Publication year - 1989
Publication title -
ecology
Language(s) - English
Resource type - Journals
SCImago Journal Rank - 2.144
H-Index - 294
eISSN - 1939-9170
pISSN - 0012-9658
DOI - 10.2307/1941382
Subject(s) - autocorrelation , ecosystem , ecology , statistics , value (mathematics) , environmental science , biology , mathematics
Randomized intervention analysis (RIA) is used to detect changes in a manipulated ecosystem relative to an undisturbed reference system.

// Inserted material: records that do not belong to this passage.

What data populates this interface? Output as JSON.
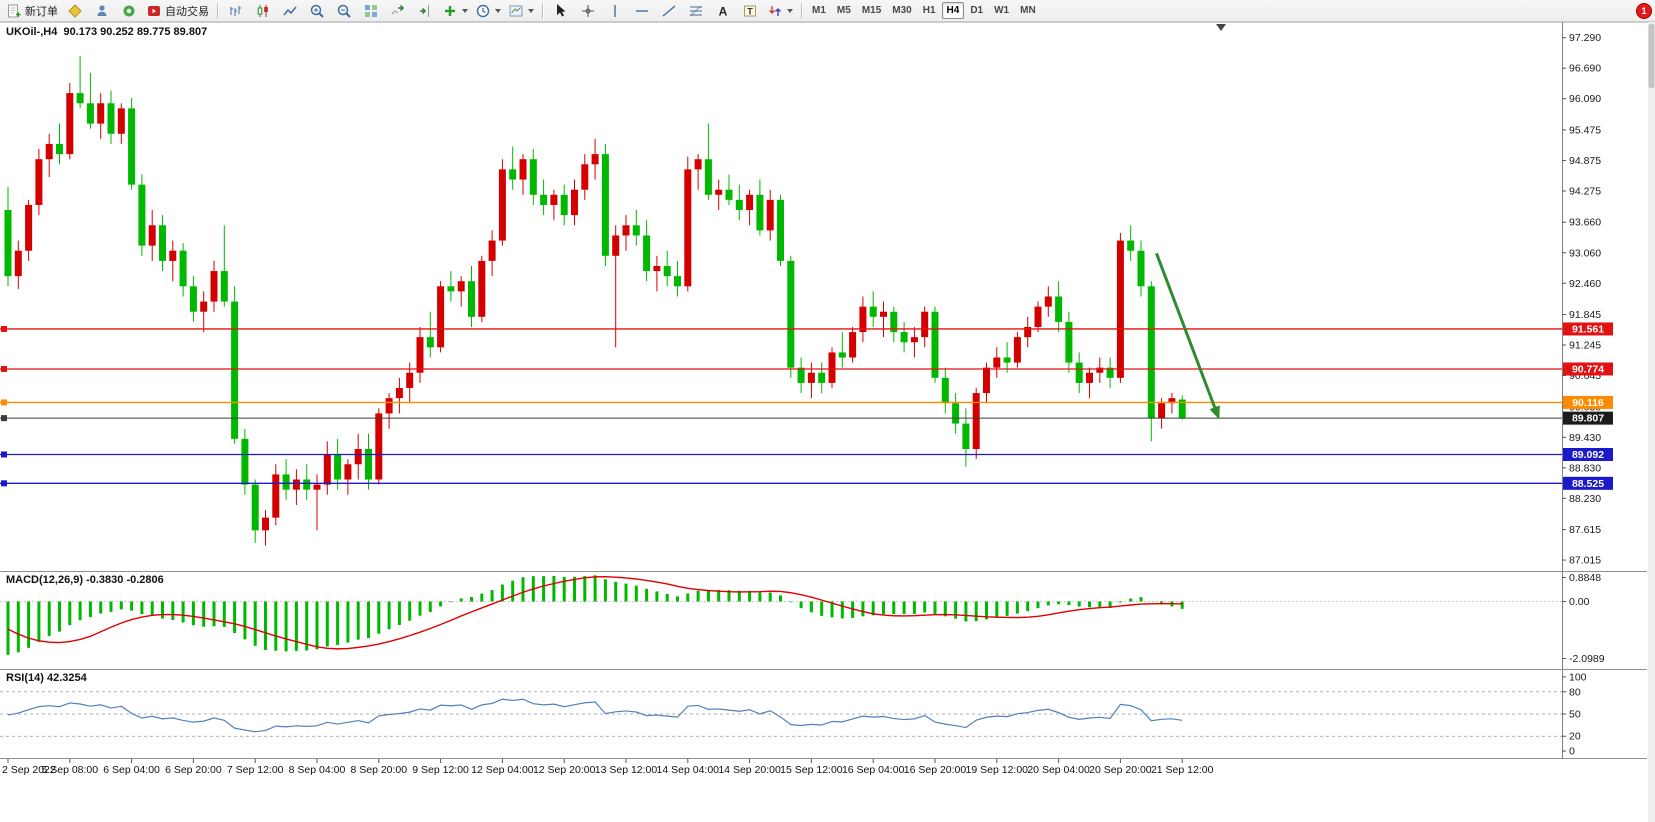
{
  "window": {
    "badge": "1"
  },
  "toolbar": {
    "new_order_label": "新订单",
    "autotrading_label": "自动交易",
    "glyphs": {
      "text_tool": "A",
      "label_tool": "T"
    },
    "timeframes": [
      {
        "label": "M1",
        "active": false
      },
      {
        "label": "M5",
        "active": false
      },
      {
        "label": "M15",
        "active": false
      },
      {
        "label": "M30",
        "active": false
      },
      {
        "label": "H1",
        "active": false
      },
      {
        "label": "H4",
        "active": true
      },
      {
        "label": "D1",
        "active": false
      },
      {
        "label": "W1",
        "active": false
      },
      {
        "label": "MN",
        "active": false
      }
    ]
  },
  "chart": {
    "symbol_header": "UKOil-,H4  90.173 90.252 89.775 89.807",
    "macd_header": "MACD(12,26,9) -0.3830 -0.2806",
    "rsi_header": "RSI(14) 42.3254"
  },
  "chart_data": {
    "type": "candlestick",
    "symbol": "UKOil-",
    "timeframe": "H4",
    "last_candle": {
      "open": 90.173,
      "high": 90.252,
      "low": 89.775,
      "close": 89.807
    },
    "colors": {
      "bull": "#d40000",
      "bear": "#00b800",
      "macd_hist": "#00b800",
      "macd_signal": "#e00000",
      "rsi_line": "#4f81bd",
      "arrow": "#2e8b2e"
    },
    "price_axis": {
      "top_price": 97.52,
      "bottom_price": 86.82,
      "ticks": [
        "97.290",
        "96.690",
        "96.090",
        "95.475",
        "94.875",
        "94.275",
        "93.660",
        "93.060",
        "92.460",
        "91.845",
        "91.245",
        "90.645",
        "90.030",
        "89.430",
        "88.830",
        "88.230",
        "87.615",
        "87.015"
      ]
    },
    "macd_axis": {
      "max": 1.05,
      "min": -2.45,
      "ticks": [
        "0.8848",
        "0.00",
        "-2.0989"
      ]
    },
    "rsi_axis": {
      "max": 108,
      "min": -8,
      "ticks": [
        "100",
        "80",
        "50",
        "20",
        "0"
      ],
      "levels": [
        80,
        50,
        20
      ]
    },
    "time_axis": {
      "candles_per_label": 6,
      "labels": [
        "2 Sep 2022",
        "5 Sep 08:00",
        "6 Sep 04:00",
        "6 Sep 20:00",
        "7 Sep 12:00",
        "8 Sep 04:00",
        "8 Sep 20:00",
        "9 Sep 12:00",
        "12 Sep 04:00",
        "12 Sep 20:00",
        "13 Sep 12:00",
        "14 Sep 04:00",
        "14 Sep 20:00",
        "15 Sep 12:00",
        "16 Sep 04:00",
        "16 Sep 20:00",
        "19 Sep 12:00",
        "20 Sep 04:00",
        "20 Sep 20:00",
        "21 Sep 12:00"
      ]
    },
    "hlines": [
      {
        "label": "91.561",
        "value": 91.561,
        "color": "#e31212",
        "kind": "resistance"
      },
      {
        "label": "90.774",
        "value": 90.774,
        "color": "#e31212",
        "kind": "resistance"
      },
      {
        "label": "90.116",
        "value": 90.116,
        "color": "#ff8a00",
        "kind": "pivot"
      },
      {
        "label": "89.807",
        "value": 89.807,
        "color": "#3a3a3a",
        "kind": "bid"
      },
      {
        "label": "89.092",
        "value": 89.092,
        "color": "#1a1acc",
        "kind": "support"
      },
      {
        "label": "88.525",
        "value": 88.525,
        "color": "#1a1acc",
        "kind": "support"
      }
    ],
    "arrow": {
      "from": {
        "index": 111.5,
        "price": 93.05
      },
      "to": {
        "index": 117.6,
        "price": 89.78
      }
    },
    "candles": [
      [
        93.9,
        94.35,
        92.4,
        92.6
      ],
      [
        92.6,
        93.3,
        92.35,
        93.1
      ],
      [
        93.1,
        94.1,
        92.9,
        94.0
      ],
      [
        94.0,
        95.1,
        93.8,
        94.9
      ],
      [
        94.9,
        95.4,
        94.55,
        95.2
      ],
      [
        95.2,
        95.6,
        94.8,
        95.0
      ],
      [
        95.0,
        96.4,
        94.9,
        96.2
      ],
      [
        96.2,
        96.93,
        95.9,
        96.0
      ],
      [
        96.0,
        96.6,
        95.5,
        95.6
      ],
      [
        95.6,
        96.2,
        95.3,
        96.0
      ],
      [
        96.0,
        96.25,
        95.2,
        95.4
      ],
      [
        95.4,
        96.0,
        95.2,
        95.9
      ],
      [
        95.9,
        96.1,
        94.3,
        94.4
      ],
      [
        94.4,
        94.6,
        93.0,
        93.2
      ],
      [
        93.2,
        93.9,
        92.9,
        93.6
      ],
      [
        93.6,
        93.8,
        92.7,
        92.9
      ],
      [
        92.9,
        93.3,
        92.5,
        93.1
      ],
      [
        93.1,
        93.25,
        92.2,
        92.4
      ],
      [
        92.4,
        92.6,
        91.7,
        91.9
      ],
      [
        91.9,
        92.3,
        91.5,
        92.1
      ],
      [
        92.1,
        92.9,
        91.9,
        92.7
      ],
      [
        92.7,
        93.6,
        92.0,
        92.1
      ],
      [
        92.1,
        92.4,
        89.3,
        89.4
      ],
      [
        89.4,
        89.6,
        88.3,
        88.5
      ],
      [
        88.5,
        88.6,
        87.35,
        87.6
      ],
      [
        87.6,
        88.0,
        87.3,
        87.85
      ],
      [
        87.85,
        88.9,
        87.7,
        88.7
      ],
      [
        88.7,
        89.0,
        88.2,
        88.4
      ],
      [
        88.4,
        88.8,
        88.1,
        88.6
      ],
      [
        88.6,
        88.9,
        88.2,
        88.4
      ],
      [
        88.4,
        88.7,
        87.6,
        88.5
      ],
      [
        88.5,
        89.35,
        88.3,
        89.1
      ],
      [
        89.1,
        89.4,
        88.4,
        88.6
      ],
      [
        88.6,
        89.0,
        88.3,
        88.9
      ],
      [
        88.9,
        89.5,
        88.6,
        89.2
      ],
      [
        89.2,
        89.5,
        88.4,
        88.6
      ],
      [
        88.6,
        90.0,
        88.5,
        89.9
      ],
      [
        89.9,
        90.3,
        89.6,
        90.2
      ],
      [
        90.2,
        90.6,
        89.9,
        90.4
      ],
      [
        90.4,
        90.9,
        90.1,
        90.7
      ],
      [
        90.7,
        91.6,
        90.5,
        91.4
      ],
      [
        91.4,
        91.9,
        91.0,
        91.2
      ],
      [
        91.2,
        92.5,
        91.1,
        92.4
      ],
      [
        92.4,
        92.7,
        92.1,
        92.3
      ],
      [
        92.3,
        92.6,
        92.0,
        92.5
      ],
      [
        92.5,
        92.8,
        91.6,
        91.8
      ],
      [
        91.8,
        93.0,
        91.7,
        92.9
      ],
      [
        92.9,
        93.5,
        92.6,
        93.3
      ],
      [
        93.3,
        94.9,
        93.2,
        94.7
      ],
      [
        94.7,
        95.15,
        94.3,
        94.5
      ],
      [
        94.5,
        95.0,
        94.2,
        94.9
      ],
      [
        94.9,
        95.1,
        94.0,
        94.2
      ],
      [
        94.2,
        94.5,
        93.8,
        94.0
      ],
      [
        94.0,
        94.3,
        93.7,
        94.2
      ],
      [
        94.2,
        94.4,
        93.6,
        93.8
      ],
      [
        93.8,
        94.5,
        93.6,
        94.3
      ],
      [
        94.3,
        95.0,
        94.1,
        94.8
      ],
      [
        94.8,
        95.3,
        94.5,
        95.0
      ],
      [
        95.0,
        95.2,
        92.8,
        93.0
      ],
      [
        93.0,
        93.6,
        91.2,
        93.4
      ],
      [
        93.4,
        93.8,
        93.1,
        93.6
      ],
      [
        93.6,
        93.9,
        93.2,
        93.4
      ],
      [
        93.4,
        93.7,
        92.5,
        92.7
      ],
      [
        92.7,
        93.0,
        92.3,
        92.8
      ],
      [
        92.8,
        93.1,
        92.4,
        92.6
      ],
      [
        92.6,
        92.9,
        92.2,
        92.4
      ],
      [
        92.4,
        94.95,
        92.3,
        94.7
      ],
      [
        94.7,
        95.0,
        94.3,
        94.9
      ],
      [
        94.9,
        95.6,
        94.1,
        94.2
      ],
      [
        94.2,
        94.5,
        93.9,
        94.3
      ],
      [
        94.3,
        94.6,
        94.0,
        94.1
      ],
      [
        94.1,
        94.4,
        93.7,
        93.9
      ],
      [
        93.9,
        94.3,
        93.6,
        94.2
      ],
      [
        94.2,
        94.5,
        93.4,
        93.5
      ],
      [
        93.5,
        94.3,
        93.3,
        94.1
      ],
      [
        94.1,
        94.2,
        92.8,
        92.9
      ],
      [
        92.9,
        93.0,
        90.6,
        90.8
      ],
      [
        90.8,
        91.0,
        90.3,
        90.5
      ],
      [
        90.5,
        90.9,
        90.2,
        90.7
      ],
      [
        90.7,
        90.9,
        90.3,
        90.5
      ],
      [
        90.5,
        91.2,
        90.4,
        91.1
      ],
      [
        91.1,
        91.5,
        90.8,
        91.0
      ],
      [
        91.0,
        91.6,
        90.9,
        91.5
      ],
      [
        91.5,
        92.2,
        91.3,
        92.0
      ],
      [
        92.0,
        92.3,
        91.6,
        91.8
      ],
      [
        91.8,
        92.1,
        91.4,
        91.9
      ],
      [
        91.9,
        92.0,
        91.3,
        91.5
      ],
      [
        91.5,
        91.7,
        91.1,
        91.3
      ],
      [
        91.3,
        91.6,
        91.0,
        91.4
      ],
      [
        91.4,
        92.0,
        91.2,
        91.9
      ],
      [
        91.9,
        92.0,
        90.5,
        90.6
      ],
      [
        90.6,
        90.8,
        89.9,
        90.1
      ],
      [
        90.1,
        90.3,
        89.5,
        89.7
      ],
      [
        89.7,
        90.0,
        88.85,
        89.2
      ],
      [
        89.2,
        90.4,
        89.0,
        90.3
      ],
      [
        90.3,
        90.9,
        90.1,
        90.8
      ],
      [
        90.8,
        91.2,
        90.6,
        91.0
      ],
      [
        91.0,
        91.3,
        90.7,
        90.9
      ],
      [
        90.9,
        91.5,
        90.8,
        91.4
      ],
      [
        91.4,
        91.8,
        91.2,
        91.6
      ],
      [
        91.6,
        92.1,
        91.5,
        92.0
      ],
      [
        92.0,
        92.4,
        91.8,
        92.2
      ],
      [
        92.2,
        92.5,
        91.5,
        91.7
      ],
      [
        91.7,
        91.9,
        90.7,
        90.9
      ],
      [
        90.9,
        91.1,
        90.3,
        90.5
      ],
      [
        90.5,
        90.8,
        90.2,
        90.7
      ],
      [
        90.7,
        91.0,
        90.5,
        90.8
      ],
      [
        90.8,
        91.0,
        90.4,
        90.6
      ],
      [
        90.6,
        93.45,
        90.5,
        93.3
      ],
      [
        93.3,
        93.6,
        92.9,
        93.1
      ],
      [
        93.1,
        93.3,
        92.2,
        92.4
      ],
      [
        92.4,
        92.5,
        89.35,
        89.8
      ],
      [
        89.8,
        90.2,
        89.6,
        90.1
      ],
      [
        90.1,
        90.3,
        89.9,
        90.2
      ],
      [
        90.173,
        90.252,
        89.775,
        89.807
      ]
    ]
  }
}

It requires paired time series of data from both ecosystems before and after manipulation. RIA is not affected by non—normal errors in data. Monte Carlo simulation indicated that, even when serial autocorrelation was substantial, the true P value (i.e., from nonoautocorrelated data) was <.05 when the P value from autocorrelated data was <.01. We applied RIA to data from 12 lakes (3 manipulated and 9 reference ecosystems) over 3 yr. RIA consistently indicated changes after major manipulations and only rarely indicated changes in ecosystems that were not manipulated. Less than 3% of the data sets we analyzed had equivocal results because of serial autocorrelation. RIA appears to be a reliable method for determining whether a nonrandom change has occurred in a manipulated ecosystem. Ecological arguments must be combined with statistical evidence to determine whether the changes demonstrated by RIA can be attributed to a specific ecosystem manipulation.